The wrist consists of several joints giving it its extensive mobility. It can be injured following a fall or if it is twisted excessively, causing a sprain, dislocation or fracture. It can also suffer from osteoarthritis, a degenerative disease that primarily affects the thumb.

The wrist joint connects the ends of the two bones of the forearm (radius and cubitus) to the eight carpal bones, arranged in two rows and held in place by a thick tendon. The wrist also has numerous small muscles and ligaments, allowing it to be flexed and rotated in all directions.

Traumatic conditions

The wrist is one of the most frequently injured joints. The most common cause of injury is falling with the hand outstretched. This can cause sprains of variable severity, from mild, with stretching of one or more of the ligaments connecting the carpal bones, to severe, with rupture of the ligaments. Applying ice reduces oedema (swelling), painkillers alleviate pain and immobilisation using a splint helps the sprain recover by resting the joint.

The wrist can also be broken at the extremity of the radius, causing painful swelling and sometimes deformity. This type of fracture is more common in adolescents, as well as for the over 50s. It requires immobilisation for 4 to 6 weeks, sometimes following surgery. The wrist can also be broken at the scaphoid bone, one of the carpal bones. Treatment may require a plaster cast or surgery and the use of a splint.

Inflammatory conditions

The wrists can be the site of tendinitis, particularly in sports enthusiasts or in manual workers performing repetitive tasks. De Quervain’s tenosynovitis is a painful inflammation of the thumb tendons, common in tailors, mechanics and secretaries. It usually resolves following resting of the thumb, the use of a splint and anti-inflammatory medication.

Carpal tunnel syndrome particularly affects pregnant women and women over the age of 50. It is caused by compression of a nerve located in a tunnel in the carpal bone area, promoted by repetitive movements or prolonged pressure.
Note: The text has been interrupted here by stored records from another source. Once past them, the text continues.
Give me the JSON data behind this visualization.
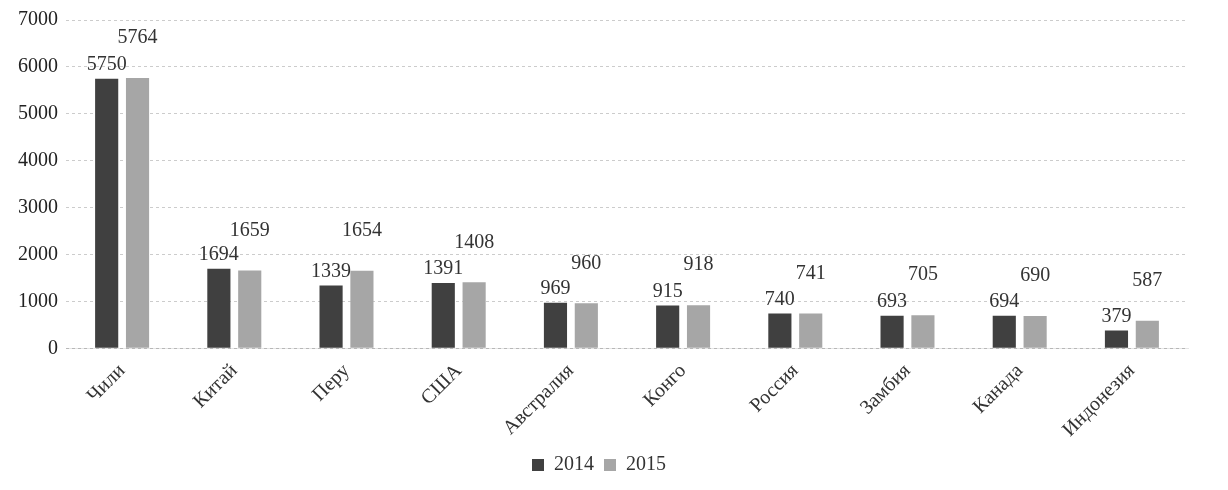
{
  "chart_data": {
    "type": "bar",
    "categories": [
      "Чили",
      "Китай",
      "Перу",
      "США",
      "Австралия",
      "Конго",
      "Россия",
      "Замбия",
      "Канада",
      "Индонезия"
    ],
    "series": [
      {
        "name": "2014",
        "color": "#404040",
        "values": [
          5750,
          1694,
          1339,
          1391,
          969,
          915,
          740,
          693,
          694,
          379
        ]
      },
      {
        "name": "2015",
        "color": "#a6a6a6",
        "values": [
          5764,
          1659,
          1654,
          1408,
          960,
          918,
          741,
          705,
          690,
          587
        ]
      }
    ],
    "ylim": [
      0,
      7000
    ],
    "yticks": [
      0,
      1000,
      2000,
      3000,
      4000,
      5000,
      6000,
      7000
    ],
    "grid": "y",
    "legend": "bottom",
    "data_labels": true
  }
}
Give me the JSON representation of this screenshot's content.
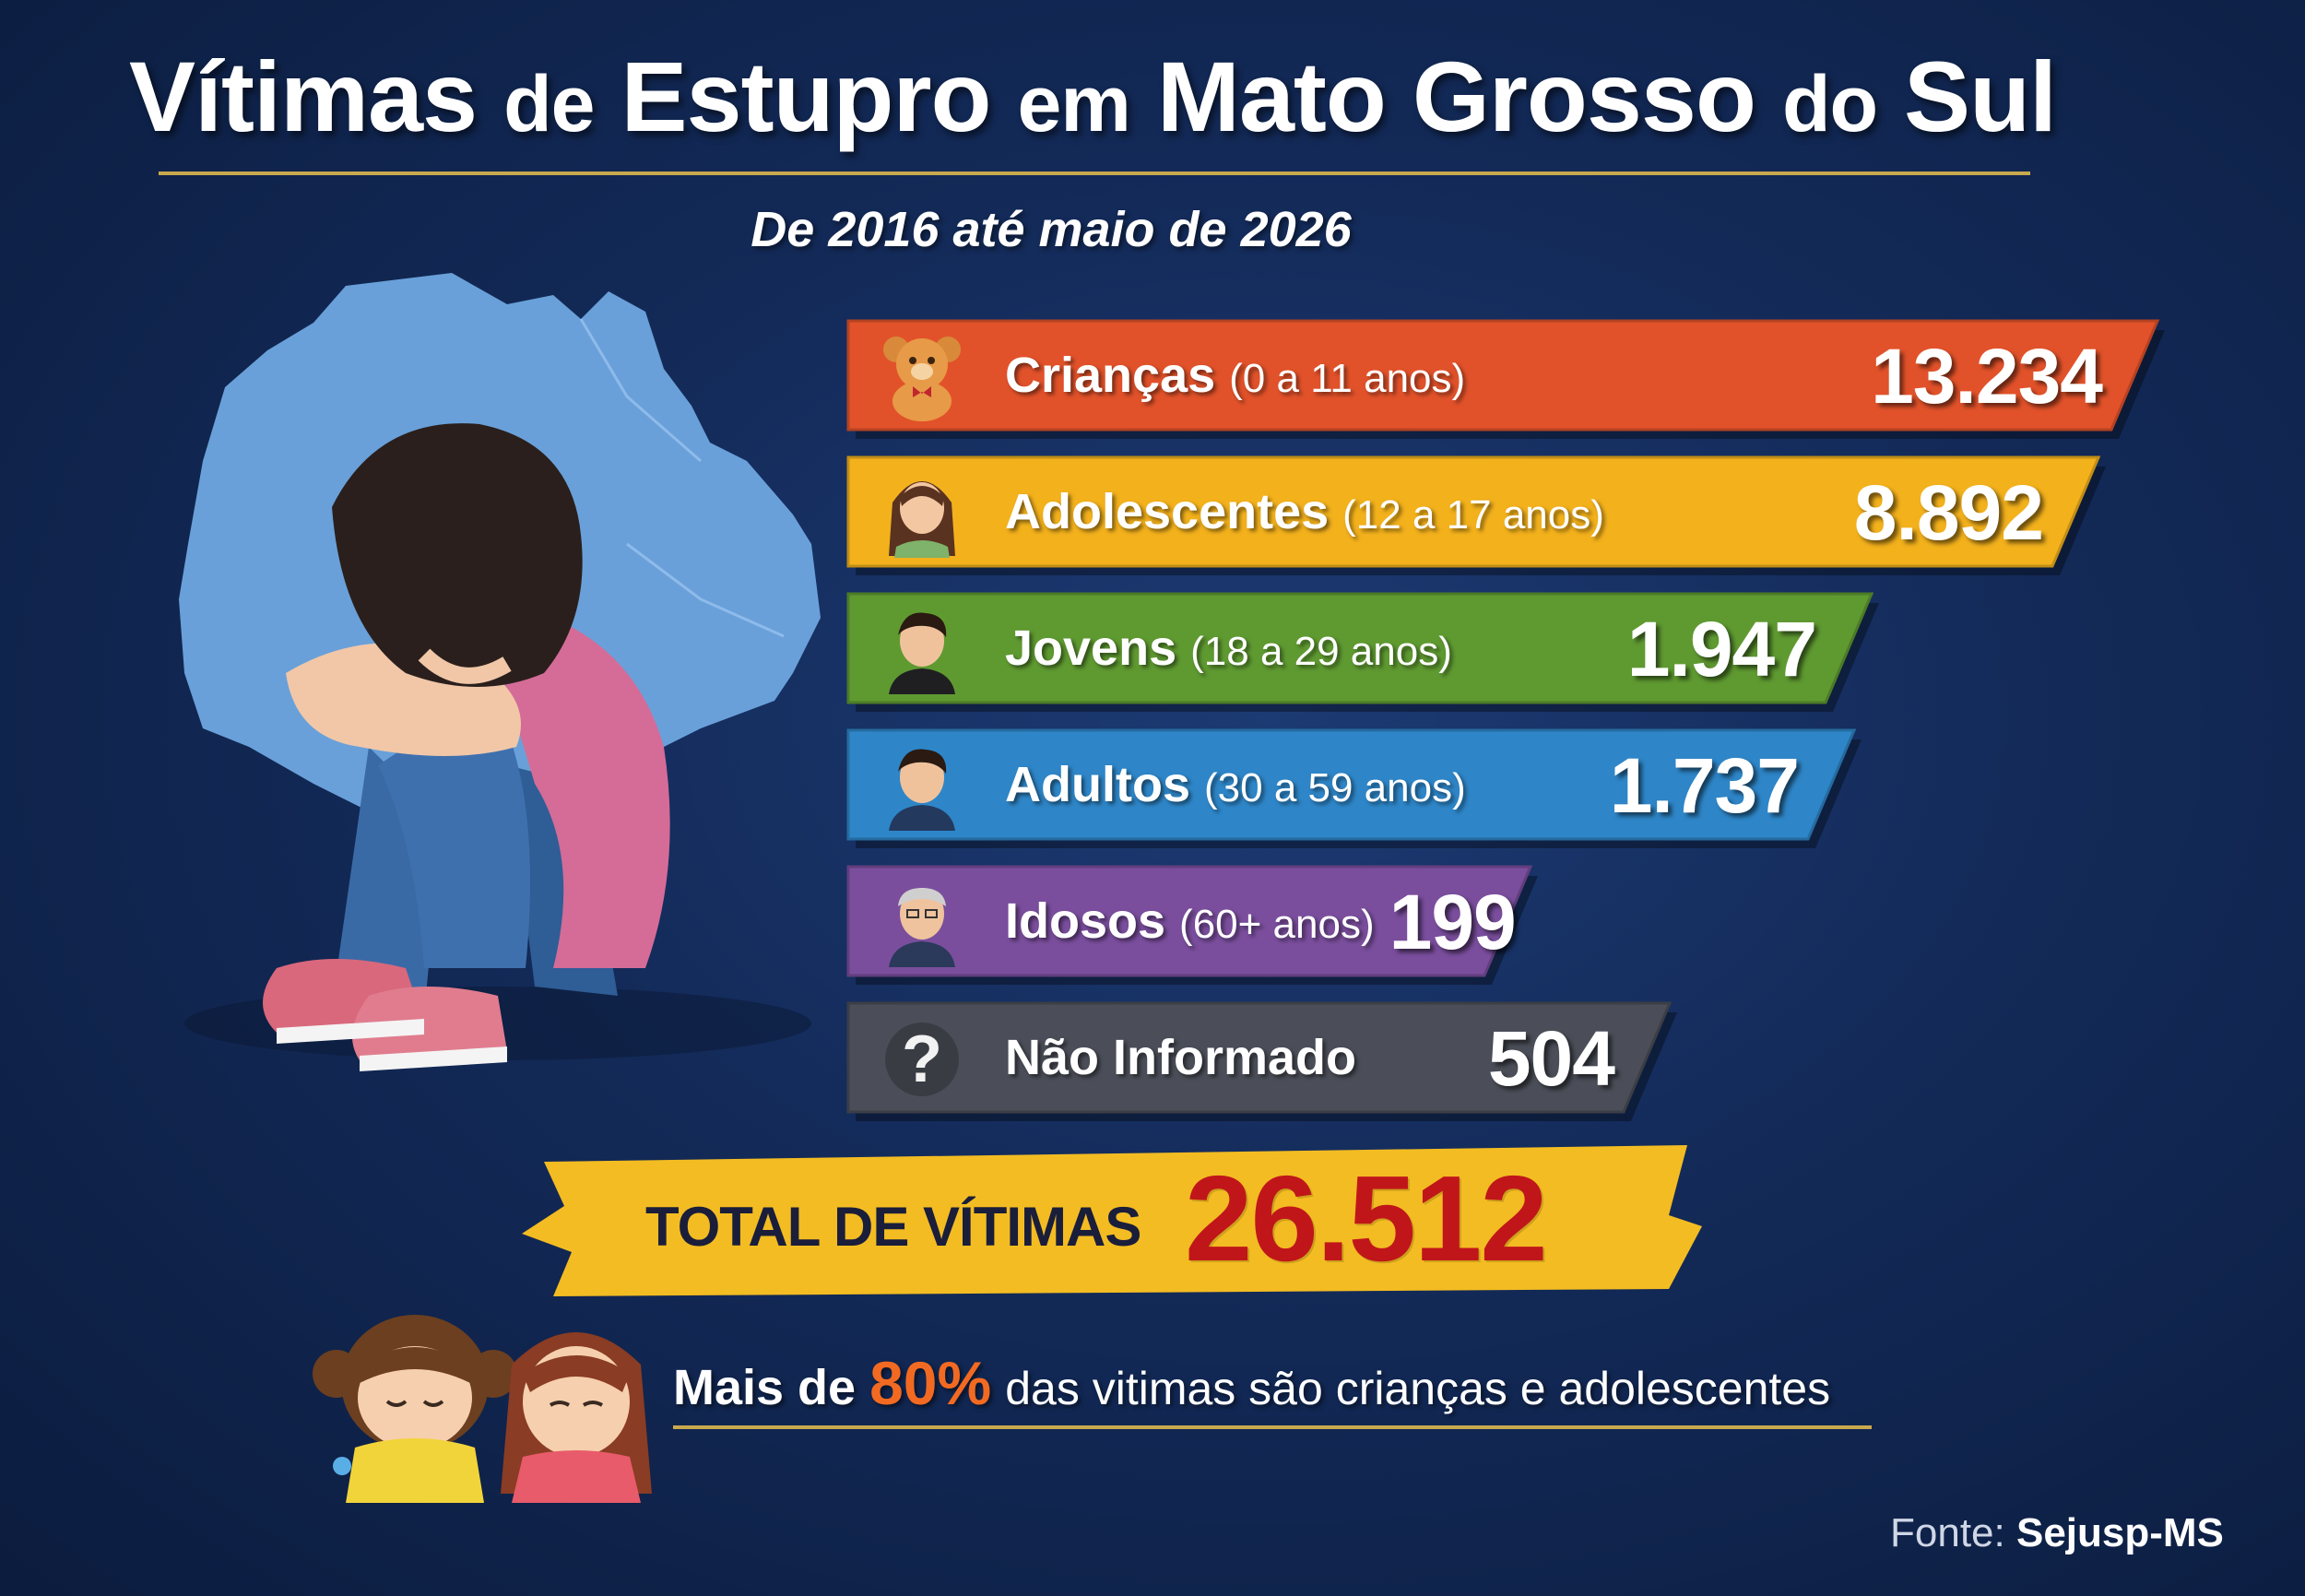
{
  "title": {
    "word1": "Vítimas",
    "word2": "de",
    "word3": "Estupro",
    "word4": "em",
    "word5": "Mato Grosso",
    "word6": "do",
    "word7": "Sul"
  },
  "subtitle": "De 2016 até maio de 2026",
  "colors": {
    "criancas": "#e2522a",
    "adolescentes": "#f3b11c",
    "jovens": "#5f9a31",
    "adultos": "#2e86c8",
    "idosos": "#7a4e9d",
    "nao_informado": "#4b4e58",
    "total": "#f3bc22",
    "highlight": "#f26a21",
    "total_value": "#c0161a"
  },
  "chart_data": {
    "type": "bar",
    "orientation": "horizontal",
    "title": "Vítimas de Estupro em Mato Grosso do Sul",
    "subtitle": "De 2016 até maio de 2026",
    "categories": [
      {
        "key": "criancas",
        "label": "Crianças",
        "range": "(0 a 11 anos)",
        "icon": "teddy-bear-icon",
        "value": 13234,
        "value_text": "13.234"
      },
      {
        "key": "adolescentes",
        "label": "Adolescentes",
        "range": "(12 a 17 anos)",
        "icon": "teen-girl-icon",
        "value": 8892,
        "value_text": "8.892"
      },
      {
        "key": "jovens",
        "label": "Jovens",
        "range": "(18 a 29 anos)",
        "icon": "young-man-icon",
        "value": 1947,
        "value_text": "1.947"
      },
      {
        "key": "adultos",
        "label": "Adultos",
        "range": "(30 a 59 anos)",
        "icon": "adult-man-icon",
        "value": 1737,
        "value_text": "1.737"
      },
      {
        "key": "idosos",
        "label": "Idosos",
        "range": "(60+ anos)",
        "icon": "elderly-man-icon",
        "value": 199,
        "value_text": "199"
      },
      {
        "key": "nao_informado",
        "label": "Não Informado",
        "range": "",
        "icon": "question-mark-icon",
        "value": 504,
        "value_text": "504"
      }
    ],
    "total": {
      "label": "TOTAL DE VÍTIMAS",
      "value": 26512,
      "value_text": "26.512"
    }
  },
  "note": {
    "prefix": "Mais de",
    "percent": "80%",
    "suffix": "das vitimas são crianças e adolescentes"
  },
  "source": {
    "label": "Fonte:",
    "name": "Sejusp-MS"
  }
}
It causes pain and tingling in the fingers. Medical treatment and wearing a splint at night may be enough to alleviate the condition, but surgery may also be necessary in the event of loss of sensation or motricity.


Like all types of osteoarthritis, osteoarthritis of the wrist and thumb (rhizarthrosis) is caused by progressive wear and tear of the cartilage protecting the joint. It generally occurs to the over 50s - to women in 90% of cases - and causes painful flare-ups. It is treated by applying heat, painkillers and anti-inflammatories, resting using a splint and surgery in certain severe cases.